JENNIE Becomes a Million-Seller, Cementing Solo Market Power

by Hasan Beyaz

BLACKPINK’s JENNIE has officially joined the ranks of Korea’s million-seller soloists. With her sales figures now officially surpassing 1 million copies in Korea, she stands alongside Taeyeon, IU, Jisoo, Nayeon, and Rosé – a small but powerful league of women who have cracked a barrier long dominated by male idols and group acts.

Her solo album Ruby was the breakthrough driver. Released under her own label Odd Atelier in partnership with Columbia, the record amassed 450,000 pre-orders worldwide before release and surpassed the million mark within its first week. In South Korea alone, Ruby moved over 660,000 copies on Hanteo in its opening week, the highest first-week sales for a female solo artist in 2025. Circle data confirmed 595,900 units sold in just two days of tracking, securing a No. 2 debut on the album chart while charting across 19 countries globally.

From a business lens, JENNIE’s million-seller status is significant for several reasons. First, it proves that female solo acts are no longer commercially “secondary” to groups. For much of the 2010s, physical album sales were disproportionately dominated by boy groups, with female soloists achieving critical acclaim but struggling to reach equivalent mass purchasing power. JENNIE’s results point to a structural change: the spending habits of K-pop fandoms are now extending beyond the group unit to support individual careers at scale.

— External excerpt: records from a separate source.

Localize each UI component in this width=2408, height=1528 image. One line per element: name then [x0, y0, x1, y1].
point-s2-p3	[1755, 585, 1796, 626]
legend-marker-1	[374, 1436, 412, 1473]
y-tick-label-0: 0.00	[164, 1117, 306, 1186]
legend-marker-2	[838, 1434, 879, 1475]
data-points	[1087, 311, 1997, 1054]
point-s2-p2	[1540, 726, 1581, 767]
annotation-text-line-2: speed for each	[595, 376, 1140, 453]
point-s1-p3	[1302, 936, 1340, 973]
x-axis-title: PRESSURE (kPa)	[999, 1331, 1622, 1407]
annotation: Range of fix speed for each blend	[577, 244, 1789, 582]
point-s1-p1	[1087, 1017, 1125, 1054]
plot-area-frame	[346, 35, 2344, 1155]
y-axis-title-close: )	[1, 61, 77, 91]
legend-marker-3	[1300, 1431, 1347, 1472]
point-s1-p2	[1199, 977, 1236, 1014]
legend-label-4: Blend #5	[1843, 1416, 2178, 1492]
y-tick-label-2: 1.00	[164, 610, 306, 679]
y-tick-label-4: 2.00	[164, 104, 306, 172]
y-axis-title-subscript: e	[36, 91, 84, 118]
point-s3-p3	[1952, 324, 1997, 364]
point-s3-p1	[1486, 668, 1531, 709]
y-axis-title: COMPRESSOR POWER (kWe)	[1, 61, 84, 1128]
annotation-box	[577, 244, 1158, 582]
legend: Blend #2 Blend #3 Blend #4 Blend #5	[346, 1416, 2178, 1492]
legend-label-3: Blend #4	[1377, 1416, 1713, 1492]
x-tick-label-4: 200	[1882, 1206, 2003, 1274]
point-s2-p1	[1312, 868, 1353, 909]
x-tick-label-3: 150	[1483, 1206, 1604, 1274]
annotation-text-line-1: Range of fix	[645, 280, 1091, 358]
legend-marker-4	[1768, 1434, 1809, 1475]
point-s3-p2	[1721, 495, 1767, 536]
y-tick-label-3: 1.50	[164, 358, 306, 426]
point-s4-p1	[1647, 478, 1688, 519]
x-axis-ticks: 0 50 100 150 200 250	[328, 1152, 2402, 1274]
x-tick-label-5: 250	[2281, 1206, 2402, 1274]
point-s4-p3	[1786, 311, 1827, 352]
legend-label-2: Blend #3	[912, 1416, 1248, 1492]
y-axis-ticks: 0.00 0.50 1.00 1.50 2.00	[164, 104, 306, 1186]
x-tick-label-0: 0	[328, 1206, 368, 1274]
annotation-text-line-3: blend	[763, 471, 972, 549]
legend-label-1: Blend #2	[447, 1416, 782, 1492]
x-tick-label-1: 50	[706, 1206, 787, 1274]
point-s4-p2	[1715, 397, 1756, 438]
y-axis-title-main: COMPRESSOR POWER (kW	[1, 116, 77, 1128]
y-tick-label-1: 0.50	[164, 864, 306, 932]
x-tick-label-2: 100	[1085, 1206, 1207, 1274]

JENNIE’s achievement also strengthens the case for artist-led labels in Korea. Odd Atelier’s role in shaping Ruby’s rollout – from diversified formats (CD, cassette, vinyl, digital) to international distribution and global branding – shows how idols moving into ownership can leverage both fan devotion and major-label infrastructure. What once seemed like a risky move is fast becoming a viable business model: by keeping creative control in-house and outsourcing only where necessary, artists can convert cultural capital directly into sales without being tethered to legacy systems.

This milestone has wider implications for the solo market itself. The list of million-seller female soloists is still short, but its growth is accelerating – and each new entry shifts the baseline expectation for what a solo release can achieve. With members of BLACKPINK, TWICE, and Girls’ Generation now among the few holding that title, the pattern is clear: women in K-pop who establish strong identities within globally successful groups can translate that momentum into solo longevity. Crucially, their solo output is no longer treated as side projects but as major events that can rival group comebacks in both visibility and revenue.

JENNIE’s trajectory illustrates a bigger market correction at play: K-pop’s most bankable stars are no longer only its boy groups. Female artists are increasingly anchoring the industry’s physical sales economy, proving their albums can drive not just prestige but profitability. As more idols step into independent structures and global partnerships, the million-seller status may become a new benchmark for solo women in K-pop – not an anomaly, but an expectation.